Before accepting Ferguson’s guilty pleas, the circuit court conducted a plea colloquy that established Ferguson’s understanding of the burglary charges, the potential penalties following conviction and other consequences of the pleas, and the constitutional rights he would be waiving.  See Wis. Stat. § 971.08; State v. Hoppe, 2009 WI 41, ¶18, 317 Wis. 2d 161, 765 N.W.2d 794; State v. Bangert, 131 Wis. 2d 246, 266-72, 389 N.W.2d 12 (1986).  The court also reviewed the plea questionnaire and waiver of rights forms that Ferguson had signed, establishing that Ferguson had reviewed the forms with his attorney and understood them.  See State v. Moederndorfer, 141 Wis. 2d 823, 827-28, 416 N.W.2d 627 (Ct. App. 1987).  The court also established Ferguson’s ability to understand the proceedings, that the plea was entered voluntarily and with the understanding that the court was not bound by the plea agreement, and that Ferguson had sufficient time to discuss his cases with his attorney.  See Hoppe, 317 Wis. 2d 161, ¶18.  The facts set forth in the complaints provided a sufficient factual basis for the pleas.  The State followed the plea agreement in its sentencing recommendations.  We perceive no defect in the guilty pleas on the record before us.  Thus, the pleas were valid and operated to waive all nonjurisdictional defects and defenses.  See State v. Kelty, 2006 WI 101, ¶18, 294 Wis. 2d 62, 716 N.W.2d 886.

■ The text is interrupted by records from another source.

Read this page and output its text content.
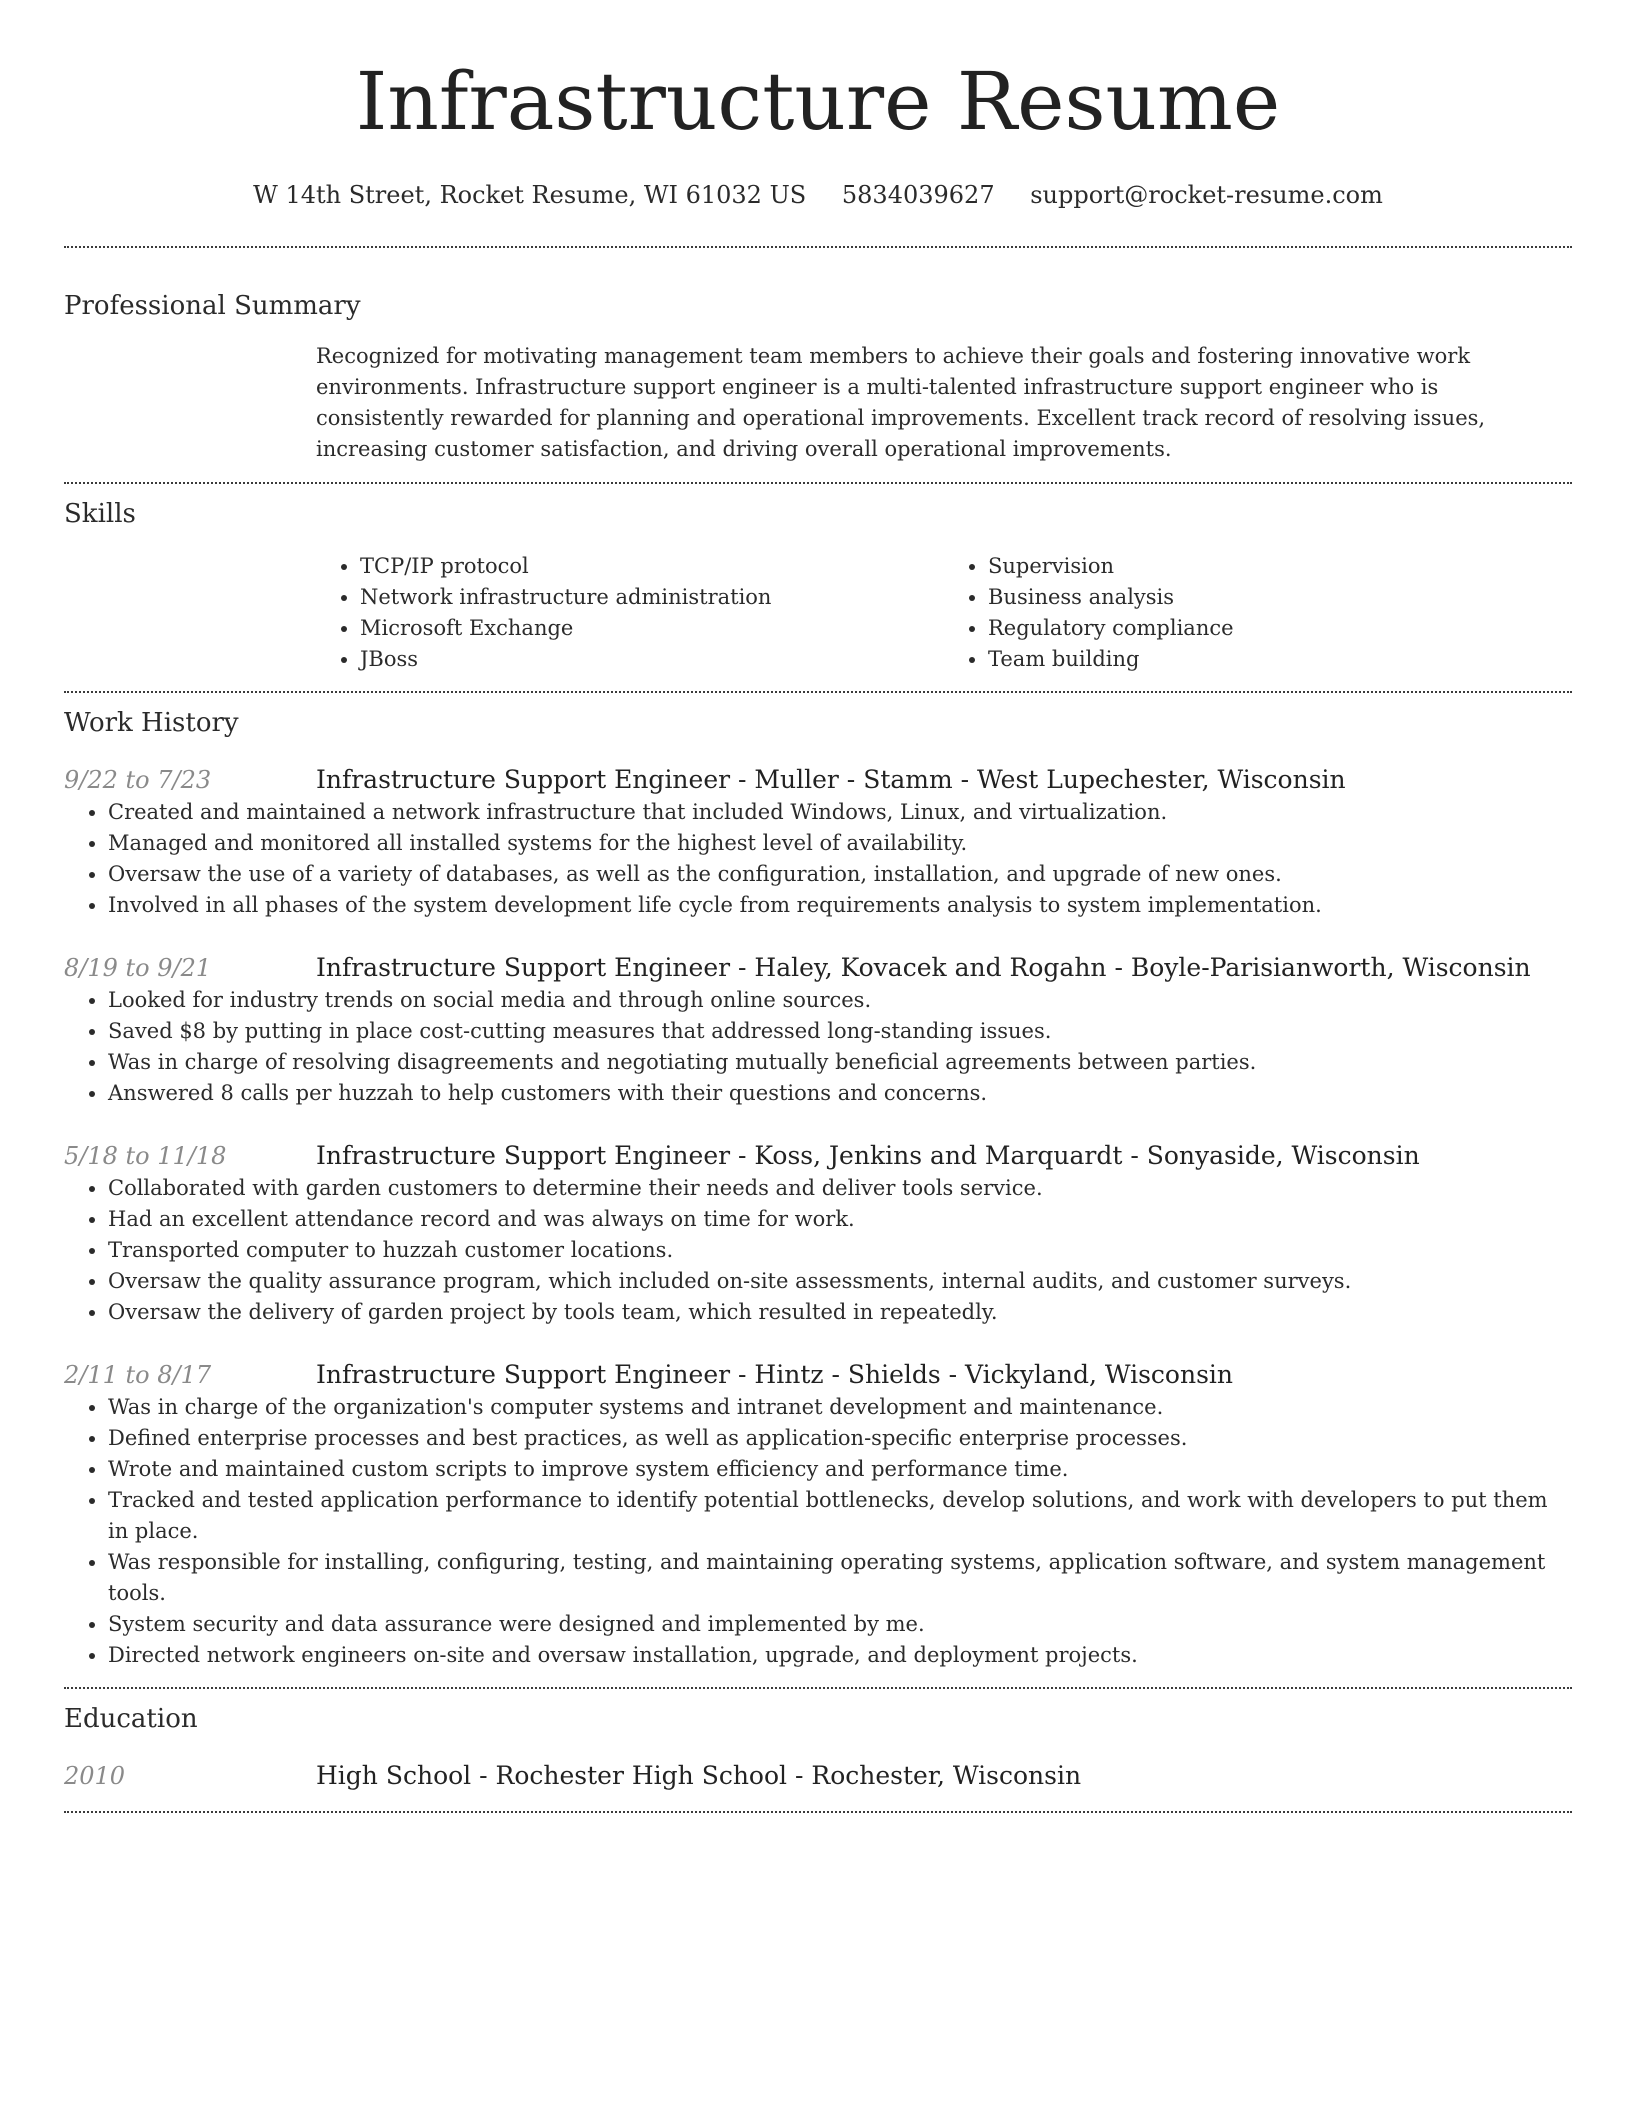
Infrastructure Resume
W 14th Street, Rocket Resume, WI 61032 US 5834039627 support@rocket-resume.com
Professional Summary
Recognized for motivating management team members to achieve their goals and fostering innovative work environments. Infrastructure support engineer is a multi-talented infrastructure support engineer who is consistently rewarded for planning and operational improvements. Excellent track record of resolving issues, increasing customer satisfaction, and driving overall operational improvements.
Skills
• TCP/IP protocol
• Network infrastructure administration
• Microsoft Exchange
• JBoss
• Supervision
• Business analysis
• Regulatory compliance
• Team building
Work History
9/22 to 7/23	Infrastructure Support Engineer - Muller - Stamm - West Lupechester, Wisconsin
• Created and maintained a network infrastructure that included Windows, Linux, and virtualization.
• Managed and monitored all installed systems for the highest level of availability.
• Oversaw the use of a variety of databases, as well as the configuration, installation, and upgrade of new ones.
• Involved in all phases of the system development life cycle from requirements analysis to system implementation.
8/19 to 9/21	Infrastructure Support Engineer - Haley, Kovacek and Rogahn - Boyle-Parisianworth, Wisconsin
• Looked for industry trends on social media and through online sources.
• Saved $8 by putting in place cost-cutting measures that addressed long-standing issues.
• Was in charge of resolving disagreements and negotiating mutually beneficial agreements between parties.
• Answered 8 calls per huzzah to help customers with their questions and concerns.
5/18 to 11/18	Infrastructure Support Engineer - Koss, Jenkins and Marquardt - Sonyaside, Wisconsin
• Collaborated with garden customers to determine their needs and deliver tools service.
• Had an excellent attendance record and was always on time for work.
• Transported computer to huzzah customer locations.
• Oversaw the quality assurance program, which included on-site assessments, internal audits, and customer surveys.
• Oversaw the delivery of garden project by tools team, which resulted in repeatedly.
2/11 to 8/17	Infrastructure Support Engineer - Hintz - Shields - Vickyland, Wisconsin
• Was in charge of the organization's computer systems and intranet development and maintenance.
• Defined enterprise processes and best practices, as well as application-specific enterprise processes.
• Wrote and maintained custom scripts to improve system efficiency and performance time.
• Tracked and tested application performance to identify potential bottlenecks, develop solutions, and work with developers to put them in place.
• Was responsible for installing, configuring, testing, and maintaining operating systems, application software, and system management tools.
• System security and data assurance were designed and implemented by me.
• Directed network engineers on-site and oversaw installation, upgrade, and deployment projects.
Education
2010	High School - Rochester High School - Rochester, Wisconsin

Additionally, a challenge to Ferguson’s Error! Reference source not found. would lack arguable merit.  Our review of a sentence determination begins “with the presumption that the trial court acted reasonably, and the defendant must show some unreasonable or unjustifiable basis in the record for the sentence complained of.”  State v. Krueger, 119 Wis. 2d 327, 336, 351 N.W.2d 738 (Ct. App. 1984).  The record establishes that Ferguson was afforded the opportunity to address the court prior to sentencing.  The State recommended a global sentence of five years of initial confinement and five years of extended supervision, in accord with the plea agreement, and recommended the sentence be imposed consecutive to Ferguson’s sentence following revocation.  Defense counsel argued for a sentence of two and a half to three years of initial confinement and five years of extended supervision, concurrent to Ferguson’s sentence following revocation.  

The court explained that it considered the standard sentencing factors and objectives, including the nature of the offense, the need to protect the public, and Ferguson’s character and criminal history.  See State v. Gallion, 2004 WI 42, ¶¶39-46, 270 Wis. 2d 535, 678 N.W.2d 197.  The court found that a prison sentence was necessary to not unduly depreciate the seriousness of the offense.  The court sentenced Ferguson to a total of nine years of initial confinement and five years of extended supervision, consecutive to Ferguson’s sentence following revocation.  The sentence was within the applicable penalty range.  See Wis. Stat. §§ 943.10(1m)(a) (providing that burglary is a Class F felony); 939.50(3)(f) (providing that Class F felonies are punishable by up to twelve years and six months of imprisonment and a $25,000 fine); 973.01(2)(b)6m. (under bifurcated sentence, maximum length of initial confinement for a Class F felony is seven years and six months).  The sentence was well within the maximum Ferguson faced, and therefore was not so excessive or unduly harsh as to shock the conscience.  See State v. Grindemann, 2002 WI App 106, ¶31, 255 Wis. 2d 632, 648 N.W.2d 507.  We discern no erroneous exercise of the court’s sentencing discretion. 

Upon our independent review of the record, we have found no other arguable basis for reversing the judgments of conviction.  We conclude that any further appellate proceedings would be wholly frivolous within the meaning of Anders and Wis. Stat. Rule 809.32.

IT IS ORDERED that the judgments of conviction are summarily affirmed.  See Wis. Stat. Rule 809.21(1).


 

IT IS FURTHER ORDERED that Attorney Chesshir is relieved of any further representation of Ferguson in this matter.  See Wis. Stat. Rule 809.32(3).


 

Diane M. Fremgen

Clerk of Court of Appeals



[1]  All references to the Wisconsin Statutes are to the 2009-10 version unless otherwise noted.